行き先は特に決めていなかったが、夕飯を食べていないことに気付き、食事をした。
「この後、僕の家に来るか?」
「遂にこの日が来ましたか」
「何か勘違いしているだろ。僕にそんな気はない」
据え膳食わぬは男の恥と言うが、出会って一週間でそれでは僕の人間性が疑われる。
倫理観や価値観は人それぞれのものであるが、僕のそれは全て読んだ本が基準になっている。不幸に引き寄せられること以外、僕には何もない。なので読んだ本の登場人物からそういった常識や価値観を学んでそれに倣っている。僕がヒロイズム信奉者気味なのは、幼少期に読んだ本の影響だったりする。人にあまり影響を受けない代わり、本に影響を受けるだけと言ってしまえば別段変わったことではないと思う。
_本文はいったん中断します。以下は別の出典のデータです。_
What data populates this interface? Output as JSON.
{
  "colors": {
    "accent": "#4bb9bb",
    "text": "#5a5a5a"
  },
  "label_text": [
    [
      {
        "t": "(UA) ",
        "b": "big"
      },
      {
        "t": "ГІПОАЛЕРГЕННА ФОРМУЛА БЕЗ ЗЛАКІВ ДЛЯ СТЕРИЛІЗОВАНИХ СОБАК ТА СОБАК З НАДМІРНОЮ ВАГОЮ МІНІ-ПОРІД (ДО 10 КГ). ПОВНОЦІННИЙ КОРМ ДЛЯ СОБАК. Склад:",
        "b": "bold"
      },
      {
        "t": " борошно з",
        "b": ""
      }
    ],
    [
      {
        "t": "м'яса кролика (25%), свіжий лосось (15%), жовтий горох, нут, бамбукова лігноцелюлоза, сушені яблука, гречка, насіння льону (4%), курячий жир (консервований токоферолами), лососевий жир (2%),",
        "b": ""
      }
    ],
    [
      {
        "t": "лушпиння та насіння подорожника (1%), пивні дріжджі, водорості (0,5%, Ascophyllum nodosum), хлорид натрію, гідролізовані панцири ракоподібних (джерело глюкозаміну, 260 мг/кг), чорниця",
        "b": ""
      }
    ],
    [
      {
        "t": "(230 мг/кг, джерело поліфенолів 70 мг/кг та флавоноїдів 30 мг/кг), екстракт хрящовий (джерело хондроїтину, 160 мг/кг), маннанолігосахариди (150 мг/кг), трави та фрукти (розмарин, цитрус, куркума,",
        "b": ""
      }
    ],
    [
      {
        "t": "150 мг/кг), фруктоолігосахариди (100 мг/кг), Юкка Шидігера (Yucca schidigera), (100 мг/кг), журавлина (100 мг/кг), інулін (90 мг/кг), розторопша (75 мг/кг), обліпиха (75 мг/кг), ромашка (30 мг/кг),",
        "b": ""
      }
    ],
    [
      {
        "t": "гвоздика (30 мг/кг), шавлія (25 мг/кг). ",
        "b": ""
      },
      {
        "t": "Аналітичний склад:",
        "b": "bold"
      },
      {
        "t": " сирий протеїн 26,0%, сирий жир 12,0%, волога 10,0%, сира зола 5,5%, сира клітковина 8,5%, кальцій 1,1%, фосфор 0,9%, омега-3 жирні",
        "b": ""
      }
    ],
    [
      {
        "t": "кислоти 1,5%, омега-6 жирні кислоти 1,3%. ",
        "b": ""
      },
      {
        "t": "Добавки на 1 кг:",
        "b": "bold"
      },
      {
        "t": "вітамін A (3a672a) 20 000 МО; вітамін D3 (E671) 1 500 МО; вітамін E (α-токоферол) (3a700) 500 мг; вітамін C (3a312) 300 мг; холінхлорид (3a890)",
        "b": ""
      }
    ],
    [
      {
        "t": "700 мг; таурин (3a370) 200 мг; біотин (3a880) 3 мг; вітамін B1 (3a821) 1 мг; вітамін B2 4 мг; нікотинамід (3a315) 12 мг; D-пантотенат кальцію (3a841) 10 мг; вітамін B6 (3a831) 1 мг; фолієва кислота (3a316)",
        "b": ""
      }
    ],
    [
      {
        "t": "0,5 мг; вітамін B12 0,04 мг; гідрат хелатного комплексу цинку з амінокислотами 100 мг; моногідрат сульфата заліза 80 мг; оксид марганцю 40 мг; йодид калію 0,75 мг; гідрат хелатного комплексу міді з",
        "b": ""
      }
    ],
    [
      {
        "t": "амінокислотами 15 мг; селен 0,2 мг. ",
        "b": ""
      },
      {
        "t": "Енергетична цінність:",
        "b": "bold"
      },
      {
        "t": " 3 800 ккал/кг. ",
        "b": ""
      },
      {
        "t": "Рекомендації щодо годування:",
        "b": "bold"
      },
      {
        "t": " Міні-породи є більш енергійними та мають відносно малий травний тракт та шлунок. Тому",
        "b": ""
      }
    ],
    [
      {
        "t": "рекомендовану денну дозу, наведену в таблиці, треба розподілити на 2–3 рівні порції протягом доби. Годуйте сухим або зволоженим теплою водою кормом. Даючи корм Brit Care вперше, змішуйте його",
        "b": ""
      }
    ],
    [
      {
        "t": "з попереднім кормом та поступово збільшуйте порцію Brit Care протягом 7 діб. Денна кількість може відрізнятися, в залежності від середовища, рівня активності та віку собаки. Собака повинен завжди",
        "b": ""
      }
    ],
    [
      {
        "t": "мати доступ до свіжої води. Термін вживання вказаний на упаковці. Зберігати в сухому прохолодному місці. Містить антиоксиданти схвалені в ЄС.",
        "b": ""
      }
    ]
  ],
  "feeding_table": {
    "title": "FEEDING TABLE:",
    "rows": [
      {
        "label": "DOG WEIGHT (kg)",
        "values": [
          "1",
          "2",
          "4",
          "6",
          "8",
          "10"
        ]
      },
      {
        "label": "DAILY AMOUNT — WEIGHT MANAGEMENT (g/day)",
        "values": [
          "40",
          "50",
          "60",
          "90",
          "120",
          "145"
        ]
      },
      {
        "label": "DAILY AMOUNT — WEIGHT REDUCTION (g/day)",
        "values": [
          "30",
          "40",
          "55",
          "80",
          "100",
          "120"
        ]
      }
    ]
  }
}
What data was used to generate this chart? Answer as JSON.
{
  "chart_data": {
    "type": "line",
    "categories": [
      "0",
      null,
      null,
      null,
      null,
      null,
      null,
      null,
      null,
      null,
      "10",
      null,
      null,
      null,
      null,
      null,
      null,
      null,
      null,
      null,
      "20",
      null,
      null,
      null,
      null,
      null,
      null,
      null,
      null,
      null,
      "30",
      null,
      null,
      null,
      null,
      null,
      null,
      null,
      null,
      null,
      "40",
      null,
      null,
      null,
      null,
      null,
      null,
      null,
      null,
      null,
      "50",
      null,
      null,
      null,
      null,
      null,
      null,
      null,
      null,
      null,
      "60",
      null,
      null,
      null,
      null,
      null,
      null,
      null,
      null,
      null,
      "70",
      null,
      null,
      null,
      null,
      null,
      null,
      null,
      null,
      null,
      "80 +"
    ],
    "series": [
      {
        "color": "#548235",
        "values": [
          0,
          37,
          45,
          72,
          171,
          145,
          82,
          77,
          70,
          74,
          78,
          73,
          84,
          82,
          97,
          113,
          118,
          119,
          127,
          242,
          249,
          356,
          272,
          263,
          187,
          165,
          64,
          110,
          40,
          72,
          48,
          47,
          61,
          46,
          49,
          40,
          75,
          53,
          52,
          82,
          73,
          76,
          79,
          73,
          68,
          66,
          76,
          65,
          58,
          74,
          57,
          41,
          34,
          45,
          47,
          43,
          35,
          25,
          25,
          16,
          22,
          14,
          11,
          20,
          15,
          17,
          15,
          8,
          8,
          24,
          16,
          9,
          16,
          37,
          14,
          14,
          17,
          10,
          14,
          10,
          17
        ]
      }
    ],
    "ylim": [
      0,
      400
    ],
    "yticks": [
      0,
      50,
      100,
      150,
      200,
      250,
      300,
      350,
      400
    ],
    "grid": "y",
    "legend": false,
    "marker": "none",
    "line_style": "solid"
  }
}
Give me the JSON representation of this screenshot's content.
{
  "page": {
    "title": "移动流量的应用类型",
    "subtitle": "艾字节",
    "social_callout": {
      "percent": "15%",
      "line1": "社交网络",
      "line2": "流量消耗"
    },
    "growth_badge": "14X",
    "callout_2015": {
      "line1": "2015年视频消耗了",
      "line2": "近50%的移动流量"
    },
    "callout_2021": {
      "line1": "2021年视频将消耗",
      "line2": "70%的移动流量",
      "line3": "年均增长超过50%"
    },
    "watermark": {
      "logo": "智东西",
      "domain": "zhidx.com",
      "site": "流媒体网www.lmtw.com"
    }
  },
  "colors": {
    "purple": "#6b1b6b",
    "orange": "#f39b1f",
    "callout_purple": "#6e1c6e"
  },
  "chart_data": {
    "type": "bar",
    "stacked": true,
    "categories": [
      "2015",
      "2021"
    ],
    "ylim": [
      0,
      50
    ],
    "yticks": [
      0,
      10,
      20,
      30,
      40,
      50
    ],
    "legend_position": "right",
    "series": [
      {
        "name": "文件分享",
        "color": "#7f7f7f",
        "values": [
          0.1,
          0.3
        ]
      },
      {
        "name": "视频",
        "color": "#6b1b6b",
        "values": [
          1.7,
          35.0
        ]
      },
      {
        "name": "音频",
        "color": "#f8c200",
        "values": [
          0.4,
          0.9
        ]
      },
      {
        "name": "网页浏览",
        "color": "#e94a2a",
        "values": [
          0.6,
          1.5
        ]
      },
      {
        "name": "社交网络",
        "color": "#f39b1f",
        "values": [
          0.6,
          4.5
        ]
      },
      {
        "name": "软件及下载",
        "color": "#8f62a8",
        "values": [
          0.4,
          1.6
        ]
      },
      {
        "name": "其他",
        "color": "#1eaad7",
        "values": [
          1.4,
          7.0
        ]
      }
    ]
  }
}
頭がブッとんでしまうのは僕の本質、不幸になれると確信した時だけだ。
「そうですか…残念です」
「で、どうする?来るってことでいいか」
「…いえ。折角お誘い頂いて所申し訳ないのですが、今日はここで帰宅させていただきます」
「珍しいな」
「今日もし二人きりになったら、多分我慢出来ません」
「なんという正直者」
夢廻は小走りになって僕から少し距離を取り、すぐに立ち止まって僕の方に振り向いた。いつものように瞳をまっすぐに見つめてくる。
「今日は人生最高の一日でした。服、汚してしまってごめんなさい。私は一生鈴くんのそばにいます」
「気にするな。僕こそ君に救われているよ」
「愛してます。鈴くん」
心から嬉しそうに彼女は笑った。
家の秘密を知った僕は、自宅まで彼女を送ることになった。彼女の家は豪邸と呼んでいい代物だった。僕のワンルームマンションは犬小屋だったのだ。夢廻は何度も僕の名前を呼んで、何度もお礼を言っていた。